Kamau’s visit is the culmination of a long-standing relationship between HoVal and the Kenyan area of Keroka. In 2007, Hopewell Valley Central High School’s biology and global studies teacher David Angwenyi, who grew up in the Keroka area, and Lillian Rankel, a Pennington resident, led the first Model WHO student trip to Kenya.
The school has since visited the area on service trips three more times, and a group of students and staff will travel there again this summer. Angwenyi met Ambassador Kamau last fall when he and several Hopewell students attended the 2013 Kenya Diaspora Symposium in Washington. After learning about the relationship between Hopewell and Keroka, the ambassador expressed an interest in visiting New Jersey.
In 2008, participants of the first Keroka trip started a non-profit group called the Hopewell-Keroka Alliance, which has raised more than $100,000 for projects in the impoverished area. Those projects, often accomplished with the aid of Hopewell students, have included converting a dirt road into an all-weather, packed stone road; funding material and labor to build a tea-buying center to assist villagers in selling their main crop; completing the construction of a health care center and the planning for a second one; installing roof-top rainwater collection tanks as a source of clean water; and giving the community 5000 bed nets to reduce mosquito-spread malaria.

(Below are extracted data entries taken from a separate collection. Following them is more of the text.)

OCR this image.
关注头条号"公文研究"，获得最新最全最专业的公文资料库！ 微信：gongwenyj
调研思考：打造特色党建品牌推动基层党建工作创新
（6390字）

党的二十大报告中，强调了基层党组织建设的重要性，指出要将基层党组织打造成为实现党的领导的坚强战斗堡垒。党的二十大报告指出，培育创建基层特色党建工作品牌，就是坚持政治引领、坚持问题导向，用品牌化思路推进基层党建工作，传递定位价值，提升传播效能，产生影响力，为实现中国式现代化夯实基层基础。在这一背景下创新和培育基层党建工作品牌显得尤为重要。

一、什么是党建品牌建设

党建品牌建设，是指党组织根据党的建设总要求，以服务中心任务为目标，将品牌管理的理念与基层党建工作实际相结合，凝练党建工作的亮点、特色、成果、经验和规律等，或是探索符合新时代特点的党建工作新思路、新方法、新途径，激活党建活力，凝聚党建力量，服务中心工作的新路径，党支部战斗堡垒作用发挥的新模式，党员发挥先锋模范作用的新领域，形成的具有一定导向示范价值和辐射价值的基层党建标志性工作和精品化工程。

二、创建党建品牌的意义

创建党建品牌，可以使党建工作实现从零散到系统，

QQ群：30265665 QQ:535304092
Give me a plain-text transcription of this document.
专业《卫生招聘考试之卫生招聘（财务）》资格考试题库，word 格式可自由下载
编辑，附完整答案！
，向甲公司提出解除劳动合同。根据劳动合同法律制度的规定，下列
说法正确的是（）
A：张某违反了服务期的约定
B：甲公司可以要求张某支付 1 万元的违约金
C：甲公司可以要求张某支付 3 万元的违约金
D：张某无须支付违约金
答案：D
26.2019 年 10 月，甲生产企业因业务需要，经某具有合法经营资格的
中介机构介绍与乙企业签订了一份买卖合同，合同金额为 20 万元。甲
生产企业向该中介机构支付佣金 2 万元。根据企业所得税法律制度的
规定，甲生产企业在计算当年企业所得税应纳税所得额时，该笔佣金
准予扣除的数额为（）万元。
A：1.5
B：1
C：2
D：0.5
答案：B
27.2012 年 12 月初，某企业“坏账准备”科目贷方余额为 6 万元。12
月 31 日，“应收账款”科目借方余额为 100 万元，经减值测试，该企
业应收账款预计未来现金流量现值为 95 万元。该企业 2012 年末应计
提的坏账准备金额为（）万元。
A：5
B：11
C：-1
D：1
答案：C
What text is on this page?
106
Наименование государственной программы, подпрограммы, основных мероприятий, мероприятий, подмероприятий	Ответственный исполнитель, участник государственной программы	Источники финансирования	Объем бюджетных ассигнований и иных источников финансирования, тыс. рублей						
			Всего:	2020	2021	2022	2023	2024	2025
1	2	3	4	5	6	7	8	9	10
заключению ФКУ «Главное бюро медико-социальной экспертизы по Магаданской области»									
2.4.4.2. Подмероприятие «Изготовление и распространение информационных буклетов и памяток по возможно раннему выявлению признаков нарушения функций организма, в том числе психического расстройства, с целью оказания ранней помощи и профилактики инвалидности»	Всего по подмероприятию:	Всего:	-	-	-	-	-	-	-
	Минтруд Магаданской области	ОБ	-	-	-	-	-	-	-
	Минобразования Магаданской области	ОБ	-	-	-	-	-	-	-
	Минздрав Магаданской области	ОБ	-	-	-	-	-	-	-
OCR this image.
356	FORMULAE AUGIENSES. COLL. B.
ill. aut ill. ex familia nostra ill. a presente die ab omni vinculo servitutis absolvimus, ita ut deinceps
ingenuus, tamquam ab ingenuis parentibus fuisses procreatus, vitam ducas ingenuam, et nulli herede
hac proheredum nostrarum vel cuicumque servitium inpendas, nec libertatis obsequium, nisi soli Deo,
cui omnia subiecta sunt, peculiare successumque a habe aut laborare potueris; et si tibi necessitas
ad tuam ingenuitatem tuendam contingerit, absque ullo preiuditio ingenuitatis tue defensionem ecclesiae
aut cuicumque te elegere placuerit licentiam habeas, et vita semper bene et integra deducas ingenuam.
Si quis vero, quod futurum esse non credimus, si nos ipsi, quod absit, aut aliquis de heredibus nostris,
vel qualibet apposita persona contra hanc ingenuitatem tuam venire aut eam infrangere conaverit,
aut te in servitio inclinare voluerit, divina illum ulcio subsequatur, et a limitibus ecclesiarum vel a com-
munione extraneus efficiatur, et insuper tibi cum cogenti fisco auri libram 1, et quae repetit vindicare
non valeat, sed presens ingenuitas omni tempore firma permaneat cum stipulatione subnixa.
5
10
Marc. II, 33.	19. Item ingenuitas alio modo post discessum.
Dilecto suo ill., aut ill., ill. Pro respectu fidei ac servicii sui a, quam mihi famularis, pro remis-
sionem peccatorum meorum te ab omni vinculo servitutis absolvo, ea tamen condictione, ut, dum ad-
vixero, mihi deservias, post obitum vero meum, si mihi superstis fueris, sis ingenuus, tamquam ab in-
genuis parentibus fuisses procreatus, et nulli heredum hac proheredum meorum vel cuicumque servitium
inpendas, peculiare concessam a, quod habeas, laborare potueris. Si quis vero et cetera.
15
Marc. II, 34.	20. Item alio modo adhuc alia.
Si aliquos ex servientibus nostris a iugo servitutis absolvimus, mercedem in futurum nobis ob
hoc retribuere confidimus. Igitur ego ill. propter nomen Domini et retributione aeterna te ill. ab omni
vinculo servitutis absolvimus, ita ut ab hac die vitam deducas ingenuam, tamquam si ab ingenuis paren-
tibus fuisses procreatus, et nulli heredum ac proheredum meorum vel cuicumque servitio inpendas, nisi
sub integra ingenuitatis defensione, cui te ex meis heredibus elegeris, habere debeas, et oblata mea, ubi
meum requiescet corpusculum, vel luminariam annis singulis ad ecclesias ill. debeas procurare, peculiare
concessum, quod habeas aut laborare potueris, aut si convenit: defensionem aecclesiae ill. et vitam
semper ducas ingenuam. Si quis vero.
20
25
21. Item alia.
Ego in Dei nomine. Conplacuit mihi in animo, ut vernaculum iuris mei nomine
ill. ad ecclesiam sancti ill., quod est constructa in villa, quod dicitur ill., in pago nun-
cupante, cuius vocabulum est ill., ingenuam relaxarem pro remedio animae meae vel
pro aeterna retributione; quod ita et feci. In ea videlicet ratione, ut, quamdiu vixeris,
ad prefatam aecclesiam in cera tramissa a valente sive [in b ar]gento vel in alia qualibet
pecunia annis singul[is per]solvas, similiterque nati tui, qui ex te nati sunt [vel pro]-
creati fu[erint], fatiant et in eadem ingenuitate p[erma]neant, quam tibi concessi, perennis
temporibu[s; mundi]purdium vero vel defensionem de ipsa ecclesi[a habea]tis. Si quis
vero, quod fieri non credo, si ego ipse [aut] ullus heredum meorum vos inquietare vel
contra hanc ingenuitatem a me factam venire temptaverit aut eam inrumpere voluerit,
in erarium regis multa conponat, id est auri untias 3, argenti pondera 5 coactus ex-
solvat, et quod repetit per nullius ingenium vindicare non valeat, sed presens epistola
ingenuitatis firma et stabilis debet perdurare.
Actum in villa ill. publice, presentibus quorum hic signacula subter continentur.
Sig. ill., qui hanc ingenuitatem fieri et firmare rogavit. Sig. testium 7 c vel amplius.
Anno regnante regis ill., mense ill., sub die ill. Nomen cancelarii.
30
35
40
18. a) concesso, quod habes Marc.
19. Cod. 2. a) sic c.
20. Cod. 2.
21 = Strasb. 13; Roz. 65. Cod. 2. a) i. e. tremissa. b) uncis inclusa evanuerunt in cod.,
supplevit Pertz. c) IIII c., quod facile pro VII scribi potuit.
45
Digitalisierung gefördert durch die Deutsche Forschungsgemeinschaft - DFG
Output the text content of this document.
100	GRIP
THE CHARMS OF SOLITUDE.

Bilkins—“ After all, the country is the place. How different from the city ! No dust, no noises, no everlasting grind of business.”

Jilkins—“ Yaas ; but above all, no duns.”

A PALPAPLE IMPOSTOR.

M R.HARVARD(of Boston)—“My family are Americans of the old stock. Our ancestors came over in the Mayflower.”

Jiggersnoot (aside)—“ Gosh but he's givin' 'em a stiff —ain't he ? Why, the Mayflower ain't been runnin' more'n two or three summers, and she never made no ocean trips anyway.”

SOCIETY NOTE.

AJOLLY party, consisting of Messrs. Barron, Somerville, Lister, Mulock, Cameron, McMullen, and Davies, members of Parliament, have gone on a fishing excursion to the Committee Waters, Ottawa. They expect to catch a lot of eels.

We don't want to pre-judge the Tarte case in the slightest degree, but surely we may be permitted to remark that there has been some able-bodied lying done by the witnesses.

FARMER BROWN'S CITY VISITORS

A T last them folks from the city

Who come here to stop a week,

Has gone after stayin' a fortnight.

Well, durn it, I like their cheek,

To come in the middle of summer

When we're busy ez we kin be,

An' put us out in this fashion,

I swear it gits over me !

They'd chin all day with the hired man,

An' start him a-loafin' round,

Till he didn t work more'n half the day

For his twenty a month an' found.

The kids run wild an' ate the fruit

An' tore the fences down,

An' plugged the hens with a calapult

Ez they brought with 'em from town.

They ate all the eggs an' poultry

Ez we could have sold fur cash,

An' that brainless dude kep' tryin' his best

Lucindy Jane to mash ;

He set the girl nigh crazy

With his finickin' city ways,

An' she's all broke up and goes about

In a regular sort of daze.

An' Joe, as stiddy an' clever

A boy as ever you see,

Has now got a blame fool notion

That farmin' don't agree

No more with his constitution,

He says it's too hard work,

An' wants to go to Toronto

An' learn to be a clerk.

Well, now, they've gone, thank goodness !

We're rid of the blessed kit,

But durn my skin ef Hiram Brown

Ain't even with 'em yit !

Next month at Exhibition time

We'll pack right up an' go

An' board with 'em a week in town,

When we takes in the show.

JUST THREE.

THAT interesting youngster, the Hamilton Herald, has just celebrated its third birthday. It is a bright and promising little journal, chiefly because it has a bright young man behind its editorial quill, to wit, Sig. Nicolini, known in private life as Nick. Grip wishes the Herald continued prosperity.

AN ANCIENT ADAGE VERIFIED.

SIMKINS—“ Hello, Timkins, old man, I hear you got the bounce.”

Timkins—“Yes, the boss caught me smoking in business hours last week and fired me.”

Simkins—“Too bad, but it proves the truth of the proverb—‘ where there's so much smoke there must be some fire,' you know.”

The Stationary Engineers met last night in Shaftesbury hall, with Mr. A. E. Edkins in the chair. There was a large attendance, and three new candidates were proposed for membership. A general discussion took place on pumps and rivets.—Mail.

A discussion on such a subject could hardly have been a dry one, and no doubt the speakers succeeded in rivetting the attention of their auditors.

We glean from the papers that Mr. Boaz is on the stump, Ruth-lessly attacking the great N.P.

The group is currently expanding its reach beyond the Keroka region to other parts of Kenya.
“As a school community, we are excited and honored to have Ambassador Jean Kamau visit our area to learn about the unique and special relationship we have forged with the Keroka region of Kenya,” Angwenyi said. “This is a real learning opportunity for students in their role of making the world a nicer place.”